More than half of the world's palm trees risk extinction, according to a new study. 


It was conducted by an international team composed of researchers from the Royal Botanic Gardens, Kew, the University of Amsterdam, and the University of Zurich. They used new machine learning techniques with existing International Union for Conservation of Nature (IUCN) Red List data to forecast the future of palms.  


Palm trees are big beautiful trees that provide not only shelter but food for the inhabitants of many islands. Coconuts are often associated with the tree. Palms are usually found in the Caribbean, yet there are exceptions, for palms are also found in swamps or poorly drained areas 


Concerns have been raised regarding the disappearance of untamed cousins of famous decorative or widely developed palms. Palm trees are vital to many small islands that rely on tourism to maintain a strong economy. Yet, the threat of extinction presents many questions and fears. 

Plants that belong to the palm family are found in over 200 regions. Although the trees face extinction, the threat level, how many areas will be affected, and how quickly are still unknown. According to their findings, nearly a thousand genera, or slightly more than half of all palms, are on the brink of disappearance. 


"Palms are the most iconic plant group in the tropics and one of the most useful too. After this study, we have a much better idea of how many, and which, palm species are under threat," notes Rodrigo Cámara-Leret, a senior researcher at the University of Zurich.  

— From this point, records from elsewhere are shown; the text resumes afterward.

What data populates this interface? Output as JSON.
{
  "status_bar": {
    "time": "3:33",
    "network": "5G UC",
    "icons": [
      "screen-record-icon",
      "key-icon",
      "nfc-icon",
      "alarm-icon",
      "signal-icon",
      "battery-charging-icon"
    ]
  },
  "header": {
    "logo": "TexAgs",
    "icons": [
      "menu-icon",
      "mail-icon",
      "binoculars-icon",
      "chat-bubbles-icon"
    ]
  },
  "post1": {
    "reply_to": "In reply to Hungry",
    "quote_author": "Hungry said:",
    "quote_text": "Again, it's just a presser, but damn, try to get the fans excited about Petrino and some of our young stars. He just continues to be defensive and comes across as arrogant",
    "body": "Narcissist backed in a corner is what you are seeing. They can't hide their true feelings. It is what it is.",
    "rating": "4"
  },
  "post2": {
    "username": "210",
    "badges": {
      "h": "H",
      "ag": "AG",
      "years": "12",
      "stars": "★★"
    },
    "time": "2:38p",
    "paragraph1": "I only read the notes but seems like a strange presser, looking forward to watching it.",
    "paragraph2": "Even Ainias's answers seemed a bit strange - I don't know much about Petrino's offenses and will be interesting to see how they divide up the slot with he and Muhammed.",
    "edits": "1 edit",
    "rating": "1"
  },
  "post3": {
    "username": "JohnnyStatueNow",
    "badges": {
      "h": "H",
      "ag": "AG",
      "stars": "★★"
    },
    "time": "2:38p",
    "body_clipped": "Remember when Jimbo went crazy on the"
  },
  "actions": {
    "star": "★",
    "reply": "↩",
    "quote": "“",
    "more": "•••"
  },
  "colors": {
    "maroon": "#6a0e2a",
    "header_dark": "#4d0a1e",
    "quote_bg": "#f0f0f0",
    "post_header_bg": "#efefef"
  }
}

"It is our hope that the prioritized list we provide of useful palms facing extinction and of their non-threatened alternatives may foster collaborations across all stakeholders and accelerate actions to conserve them," Camara-Leret adds.  

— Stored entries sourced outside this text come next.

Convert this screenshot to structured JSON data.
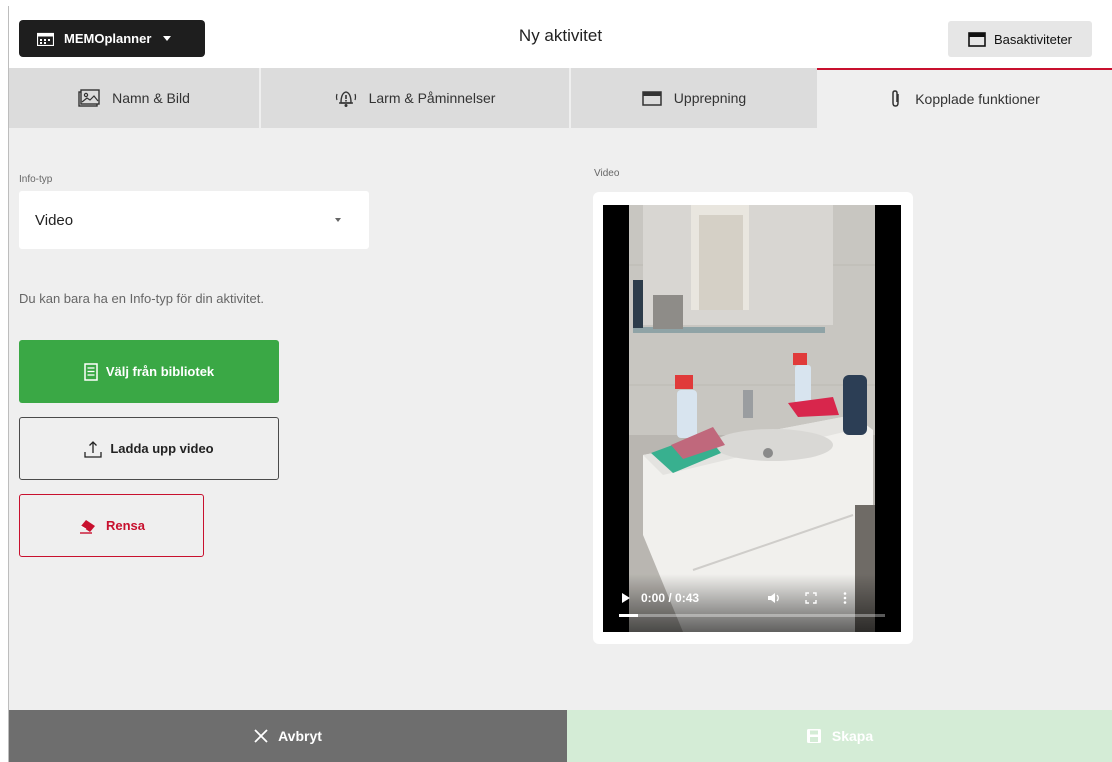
{
  "header": {
    "app_button_label": "MEMOplanner",
    "title": "Ny aktivitet",
    "basic_activities_label": "Basaktiviteter"
  },
  "tabs": [
    {
      "label": "Namn & Bild",
      "icon": "image-icon"
    },
    {
      "label": "Larm & Påminnelser",
      "icon": "alarm-bell-icon"
    },
    {
      "label": "Upprepning",
      "icon": "calendar-icon"
    },
    {
      "label": "Kopplade funktioner",
      "icon": "paperclip-icon",
      "active": true
    }
  ],
  "info_type": {
    "label": "Info-typ",
    "selected": "Video"
  },
  "note": "Du kan bara ha en Info-typ för din aktivitet.",
  "buttons": {
    "library": "Välj från bibliotek",
    "upload": "Ladda upp video",
    "clear": "Rensa"
  },
  "video": {
    "label": "Video",
    "time": "0:00 / 0:43",
    "progress": 0.07
  },
  "footer": {
    "cancel": "Avbryt",
    "create": "Skapa"
  },
  "colors": {
    "accent_red": "#c8102e",
    "green": "#3aa845",
    "create_disabled": "#d4ecd6",
    "cancel_grey": "#6e6e6e"
  }
}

However, their existence is at risk. Scientists have looked into the health of the tree family and found that approximately 50% of all palm trees face extinction. The research concluded that Hawaii, Borneo, Jamaica, Vietnam, and Vanuatu were the main areas for palm conservation.  

Palm trees are vital to the ecosystem, with hundreds of wild animals relying on their continued existence. 


Scientists have issued an urgent warning to humanity that, as a society, we must prevent tree extinction or face ecological disaster. Without large trees, less carbon dioxide would be absorbed from the atmosphere, as tree leaves absorb it. Without this, the Earth's temperature will continue to increase, worsening the climate change problem.    


Sidonie Bellot, a scientist at the Royal Botanic Gardens, Kew, in London, who led the study, says, "We need to do all we can to protect biodiversity and that encompasses more than a thousand palm species that we now know may be threatened."  


It is clear that the dangers of climate change will affect not only people but all inhabitants and plants that are vital to maintaining the ecosystem. It will be those that have contributed the least to climate change that will suffer the most.